Его вопрос прозвучал для меня неожиданно. Ответить на него кратко было нельзя, пришлось бы говорить об истории и народном духе. И потому я спросил, умеет ли играть капитан.
— Да, — ответил капитан.
— Тогда сыграйте, пожалуйста.
— А что?
— Недавно я слышал один вальс, мелодия которого никак не выходит у меня из головы. Во дворе комендатуры его играл на баяне один солдат. Кажется, вальс называется «Амурские волны».
— А! Есть такой вальс.
Толстые пальцы капитана пробежались по клавишам. Играть он начал очень тихо и плавно, непосредственно и мечтательно-наивно, как можно играть только вальс.
Родан выпрямился и изумленно покачал лохматой головой.
— Черт возьми! — тихо произнес он. — Командир, да нас посрамили! И тебя, и меня!
Меня даже в пот бросило: «А что, если Татушин заметил наше бахвальство?» Вальс кончился.
— Ну как? — спросил капитан.
Рот у Родана расползся до ушей: такой улыбкой он, видимо, хотел выразить свое восхищение.
— Если можно, сыграйте что-нибудь из Шопена. Ну, скажем, «Революционный этюд».

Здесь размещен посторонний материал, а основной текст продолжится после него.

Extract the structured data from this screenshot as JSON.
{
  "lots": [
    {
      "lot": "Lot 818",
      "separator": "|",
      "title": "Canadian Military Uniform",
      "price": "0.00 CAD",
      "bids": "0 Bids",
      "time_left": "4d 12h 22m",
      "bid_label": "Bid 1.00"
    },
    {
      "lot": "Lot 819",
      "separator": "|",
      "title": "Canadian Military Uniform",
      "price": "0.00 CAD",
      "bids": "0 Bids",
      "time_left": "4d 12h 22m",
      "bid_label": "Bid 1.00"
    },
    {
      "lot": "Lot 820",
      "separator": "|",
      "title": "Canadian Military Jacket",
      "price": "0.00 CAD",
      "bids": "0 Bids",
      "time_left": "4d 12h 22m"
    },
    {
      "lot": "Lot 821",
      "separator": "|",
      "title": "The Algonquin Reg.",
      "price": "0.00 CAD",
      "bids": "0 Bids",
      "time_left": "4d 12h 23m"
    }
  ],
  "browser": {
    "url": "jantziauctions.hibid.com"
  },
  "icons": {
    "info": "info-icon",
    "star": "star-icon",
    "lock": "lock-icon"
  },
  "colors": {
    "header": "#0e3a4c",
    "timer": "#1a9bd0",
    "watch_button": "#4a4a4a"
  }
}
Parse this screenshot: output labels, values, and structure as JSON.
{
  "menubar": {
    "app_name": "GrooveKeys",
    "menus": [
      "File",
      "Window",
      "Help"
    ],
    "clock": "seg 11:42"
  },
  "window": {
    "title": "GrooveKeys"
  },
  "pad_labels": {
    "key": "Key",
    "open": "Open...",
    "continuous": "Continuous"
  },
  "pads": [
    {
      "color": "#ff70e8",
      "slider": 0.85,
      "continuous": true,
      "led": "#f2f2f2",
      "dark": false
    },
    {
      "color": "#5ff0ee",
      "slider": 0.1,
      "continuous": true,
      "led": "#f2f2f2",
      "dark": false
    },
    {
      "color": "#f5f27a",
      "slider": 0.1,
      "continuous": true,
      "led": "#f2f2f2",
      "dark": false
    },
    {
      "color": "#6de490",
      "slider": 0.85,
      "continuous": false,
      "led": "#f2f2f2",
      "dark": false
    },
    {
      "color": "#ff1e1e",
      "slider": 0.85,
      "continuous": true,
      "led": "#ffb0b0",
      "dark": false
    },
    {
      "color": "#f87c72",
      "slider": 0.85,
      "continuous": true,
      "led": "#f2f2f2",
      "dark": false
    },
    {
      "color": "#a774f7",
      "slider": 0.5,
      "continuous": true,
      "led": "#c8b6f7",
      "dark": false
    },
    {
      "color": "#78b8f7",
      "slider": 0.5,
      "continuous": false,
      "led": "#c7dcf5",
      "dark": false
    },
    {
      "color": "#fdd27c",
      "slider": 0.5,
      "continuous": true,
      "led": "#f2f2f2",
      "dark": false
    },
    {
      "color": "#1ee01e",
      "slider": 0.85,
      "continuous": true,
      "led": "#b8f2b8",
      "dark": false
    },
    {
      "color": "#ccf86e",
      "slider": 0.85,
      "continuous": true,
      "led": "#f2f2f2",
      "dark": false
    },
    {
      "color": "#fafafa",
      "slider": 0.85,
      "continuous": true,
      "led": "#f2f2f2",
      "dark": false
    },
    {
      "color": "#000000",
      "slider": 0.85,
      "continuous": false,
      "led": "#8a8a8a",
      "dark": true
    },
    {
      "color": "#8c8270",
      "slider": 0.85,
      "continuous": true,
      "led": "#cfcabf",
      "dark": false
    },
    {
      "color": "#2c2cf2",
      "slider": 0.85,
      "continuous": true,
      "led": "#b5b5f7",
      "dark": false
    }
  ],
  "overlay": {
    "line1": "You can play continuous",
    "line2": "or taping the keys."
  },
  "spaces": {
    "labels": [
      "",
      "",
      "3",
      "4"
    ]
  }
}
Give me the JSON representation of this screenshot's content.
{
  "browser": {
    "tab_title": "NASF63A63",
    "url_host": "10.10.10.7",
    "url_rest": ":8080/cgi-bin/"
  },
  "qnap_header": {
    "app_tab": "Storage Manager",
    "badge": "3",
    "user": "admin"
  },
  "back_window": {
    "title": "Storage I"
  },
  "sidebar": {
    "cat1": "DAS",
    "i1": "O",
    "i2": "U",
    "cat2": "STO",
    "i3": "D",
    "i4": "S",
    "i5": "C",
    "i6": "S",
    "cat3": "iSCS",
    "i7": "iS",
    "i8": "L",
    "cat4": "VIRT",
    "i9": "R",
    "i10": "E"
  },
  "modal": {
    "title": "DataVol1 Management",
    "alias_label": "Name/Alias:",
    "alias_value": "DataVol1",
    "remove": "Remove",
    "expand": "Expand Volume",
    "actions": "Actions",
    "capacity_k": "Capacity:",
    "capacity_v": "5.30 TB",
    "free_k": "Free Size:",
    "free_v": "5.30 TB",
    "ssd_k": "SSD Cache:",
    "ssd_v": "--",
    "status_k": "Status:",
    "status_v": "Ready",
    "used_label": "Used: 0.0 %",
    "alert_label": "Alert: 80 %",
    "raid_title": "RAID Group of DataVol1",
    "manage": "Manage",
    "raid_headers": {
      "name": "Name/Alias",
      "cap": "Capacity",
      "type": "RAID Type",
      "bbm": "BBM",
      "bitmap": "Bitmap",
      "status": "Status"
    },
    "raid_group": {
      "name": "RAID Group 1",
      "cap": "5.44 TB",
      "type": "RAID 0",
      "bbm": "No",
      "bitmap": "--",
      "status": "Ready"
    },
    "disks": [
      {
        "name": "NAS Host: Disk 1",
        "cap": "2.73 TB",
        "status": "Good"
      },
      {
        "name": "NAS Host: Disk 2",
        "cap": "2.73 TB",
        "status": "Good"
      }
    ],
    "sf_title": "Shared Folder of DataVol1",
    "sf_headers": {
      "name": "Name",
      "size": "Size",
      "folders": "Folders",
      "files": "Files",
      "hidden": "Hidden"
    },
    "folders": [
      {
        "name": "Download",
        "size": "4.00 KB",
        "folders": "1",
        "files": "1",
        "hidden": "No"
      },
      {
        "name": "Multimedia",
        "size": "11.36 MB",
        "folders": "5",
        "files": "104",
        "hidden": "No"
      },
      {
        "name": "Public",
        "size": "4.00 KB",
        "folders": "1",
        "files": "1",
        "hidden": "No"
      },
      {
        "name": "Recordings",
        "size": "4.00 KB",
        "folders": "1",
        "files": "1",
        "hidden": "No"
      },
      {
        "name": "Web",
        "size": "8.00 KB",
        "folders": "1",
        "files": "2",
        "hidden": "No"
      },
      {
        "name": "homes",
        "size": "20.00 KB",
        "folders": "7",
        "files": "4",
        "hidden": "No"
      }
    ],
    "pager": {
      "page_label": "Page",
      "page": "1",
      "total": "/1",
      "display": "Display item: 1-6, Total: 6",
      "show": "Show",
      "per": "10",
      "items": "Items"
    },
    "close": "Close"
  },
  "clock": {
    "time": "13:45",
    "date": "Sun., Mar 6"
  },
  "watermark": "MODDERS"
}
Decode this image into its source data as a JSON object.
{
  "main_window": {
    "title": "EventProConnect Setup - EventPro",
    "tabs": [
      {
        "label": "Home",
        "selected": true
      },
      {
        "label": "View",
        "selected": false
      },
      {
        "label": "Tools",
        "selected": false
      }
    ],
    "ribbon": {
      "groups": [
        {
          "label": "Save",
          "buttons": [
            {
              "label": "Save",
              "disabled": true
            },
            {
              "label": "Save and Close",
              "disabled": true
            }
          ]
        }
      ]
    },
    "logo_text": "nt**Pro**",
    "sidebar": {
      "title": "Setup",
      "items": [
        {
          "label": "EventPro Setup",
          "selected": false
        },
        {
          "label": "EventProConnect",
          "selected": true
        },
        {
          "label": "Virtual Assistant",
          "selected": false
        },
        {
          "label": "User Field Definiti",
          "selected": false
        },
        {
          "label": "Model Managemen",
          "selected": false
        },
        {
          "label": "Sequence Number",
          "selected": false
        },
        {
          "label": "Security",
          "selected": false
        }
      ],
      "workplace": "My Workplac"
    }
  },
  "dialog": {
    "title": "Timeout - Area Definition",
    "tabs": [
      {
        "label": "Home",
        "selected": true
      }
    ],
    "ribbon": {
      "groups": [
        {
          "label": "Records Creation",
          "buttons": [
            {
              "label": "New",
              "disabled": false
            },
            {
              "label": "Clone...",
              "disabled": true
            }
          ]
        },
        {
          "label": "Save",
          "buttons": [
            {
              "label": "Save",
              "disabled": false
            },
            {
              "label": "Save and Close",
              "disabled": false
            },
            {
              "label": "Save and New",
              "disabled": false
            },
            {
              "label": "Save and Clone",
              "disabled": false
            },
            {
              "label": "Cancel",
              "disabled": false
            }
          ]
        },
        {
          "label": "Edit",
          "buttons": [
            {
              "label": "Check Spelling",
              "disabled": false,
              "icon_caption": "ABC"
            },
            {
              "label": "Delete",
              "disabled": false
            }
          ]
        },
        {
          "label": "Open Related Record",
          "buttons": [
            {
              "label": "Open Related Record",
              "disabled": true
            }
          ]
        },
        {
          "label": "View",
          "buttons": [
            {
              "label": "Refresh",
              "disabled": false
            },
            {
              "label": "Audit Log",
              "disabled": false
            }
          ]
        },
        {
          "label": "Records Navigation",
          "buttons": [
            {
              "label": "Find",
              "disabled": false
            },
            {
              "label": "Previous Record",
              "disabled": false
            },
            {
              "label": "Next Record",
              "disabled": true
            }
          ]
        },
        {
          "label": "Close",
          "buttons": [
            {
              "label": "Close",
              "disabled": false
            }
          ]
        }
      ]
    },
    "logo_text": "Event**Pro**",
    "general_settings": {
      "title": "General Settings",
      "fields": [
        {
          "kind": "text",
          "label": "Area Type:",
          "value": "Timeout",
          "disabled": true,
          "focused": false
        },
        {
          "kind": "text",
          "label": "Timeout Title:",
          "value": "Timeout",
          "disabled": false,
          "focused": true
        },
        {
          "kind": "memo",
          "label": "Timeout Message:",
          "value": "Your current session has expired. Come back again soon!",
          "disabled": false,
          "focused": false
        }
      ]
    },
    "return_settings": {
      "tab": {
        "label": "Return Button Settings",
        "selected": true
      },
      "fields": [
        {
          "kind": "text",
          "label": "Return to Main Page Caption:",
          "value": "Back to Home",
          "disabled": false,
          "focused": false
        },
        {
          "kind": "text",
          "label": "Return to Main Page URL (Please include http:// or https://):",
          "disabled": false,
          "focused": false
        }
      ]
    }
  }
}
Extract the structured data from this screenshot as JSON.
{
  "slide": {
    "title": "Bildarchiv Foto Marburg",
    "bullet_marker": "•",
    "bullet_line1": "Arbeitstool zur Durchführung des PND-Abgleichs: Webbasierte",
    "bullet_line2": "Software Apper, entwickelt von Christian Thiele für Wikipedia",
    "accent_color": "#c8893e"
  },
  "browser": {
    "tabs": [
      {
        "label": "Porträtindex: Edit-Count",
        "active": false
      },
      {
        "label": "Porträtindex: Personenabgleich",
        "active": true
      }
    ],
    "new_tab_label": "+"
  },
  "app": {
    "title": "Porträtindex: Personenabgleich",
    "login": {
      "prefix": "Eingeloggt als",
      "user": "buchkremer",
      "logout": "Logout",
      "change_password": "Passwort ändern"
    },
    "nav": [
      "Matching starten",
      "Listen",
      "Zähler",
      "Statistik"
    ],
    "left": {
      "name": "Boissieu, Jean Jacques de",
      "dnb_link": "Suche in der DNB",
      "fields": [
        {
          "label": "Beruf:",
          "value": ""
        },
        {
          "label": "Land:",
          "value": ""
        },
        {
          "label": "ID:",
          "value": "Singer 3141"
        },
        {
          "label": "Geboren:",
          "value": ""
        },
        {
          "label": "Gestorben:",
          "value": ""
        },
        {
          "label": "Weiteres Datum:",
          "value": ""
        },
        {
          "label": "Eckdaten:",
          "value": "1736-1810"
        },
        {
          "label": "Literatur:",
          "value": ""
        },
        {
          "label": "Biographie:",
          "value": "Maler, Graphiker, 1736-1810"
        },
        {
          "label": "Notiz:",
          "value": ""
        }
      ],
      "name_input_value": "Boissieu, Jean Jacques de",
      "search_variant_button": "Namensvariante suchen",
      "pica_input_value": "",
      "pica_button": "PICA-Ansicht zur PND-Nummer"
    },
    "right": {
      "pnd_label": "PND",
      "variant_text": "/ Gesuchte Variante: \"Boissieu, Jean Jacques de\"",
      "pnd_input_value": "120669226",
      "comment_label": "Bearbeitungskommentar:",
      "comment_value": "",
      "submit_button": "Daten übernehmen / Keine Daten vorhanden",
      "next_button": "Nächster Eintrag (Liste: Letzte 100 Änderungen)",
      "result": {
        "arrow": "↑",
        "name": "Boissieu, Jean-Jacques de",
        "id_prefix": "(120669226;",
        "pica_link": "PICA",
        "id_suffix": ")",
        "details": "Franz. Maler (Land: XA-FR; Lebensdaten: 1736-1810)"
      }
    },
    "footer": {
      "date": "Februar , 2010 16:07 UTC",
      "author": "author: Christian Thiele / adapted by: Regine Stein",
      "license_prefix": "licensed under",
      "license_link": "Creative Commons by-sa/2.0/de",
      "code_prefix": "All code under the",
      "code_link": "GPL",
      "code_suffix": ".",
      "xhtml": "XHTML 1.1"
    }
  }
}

Татушин кивнул. Он снял китель, закатал рукава рубашки. Выражение круглого лица прояснилось. Подождав немного, он заиграл. После Шопена он играл Моцарта, потом Чайковского, Шуберта, Листа, Бетховена. Нашему кучеру наскучило нас ждать, он выпряг лошадей и, войдя в дом, устроился в уголке. Затем в комнату вошел хозяин дома, судебный чиновник, с женой. Вслед за ними появился начальник охраны склада боеприпасов, к которому мы ездили в полдень и который подробно объяснил нам, где мы находимся.
Когда стемнело и в комнате зажгли лампу, появился подполковник Агаев, который принес какое-то распоряжение. Он то и дело поглядывал на вытащенную из кармана записку, однако игры Татушина не прерывал. В комнате звучала «Аппассионата».
Когда прозвучали последние аккорды, Агаев подошел к Татушину.
Капитан вытер потный лоб платком.
— Не сердитесь, — обратился он к нам, — мне пора идти. Кажется, я нужен Агаеву.
Все молчали. Никто даже не пошевелился. Все мы еще находились под чарами прекрасной музыки. Первым вскочил со своего места служащий трибунала, он пожал Татушину руку, удивленно качая головой.
— Я не верю, — сказал он, — что этот человек — профессиональный военный.
Родан перевел его слова.
— Нет, — улыбнулся капитан. — Я действительно не профессиональный военный. До войны я преподавал в консерватории.
Я тоже подошел к капитану и сказал:
— Спасибо вам. И не сердитесь на нас.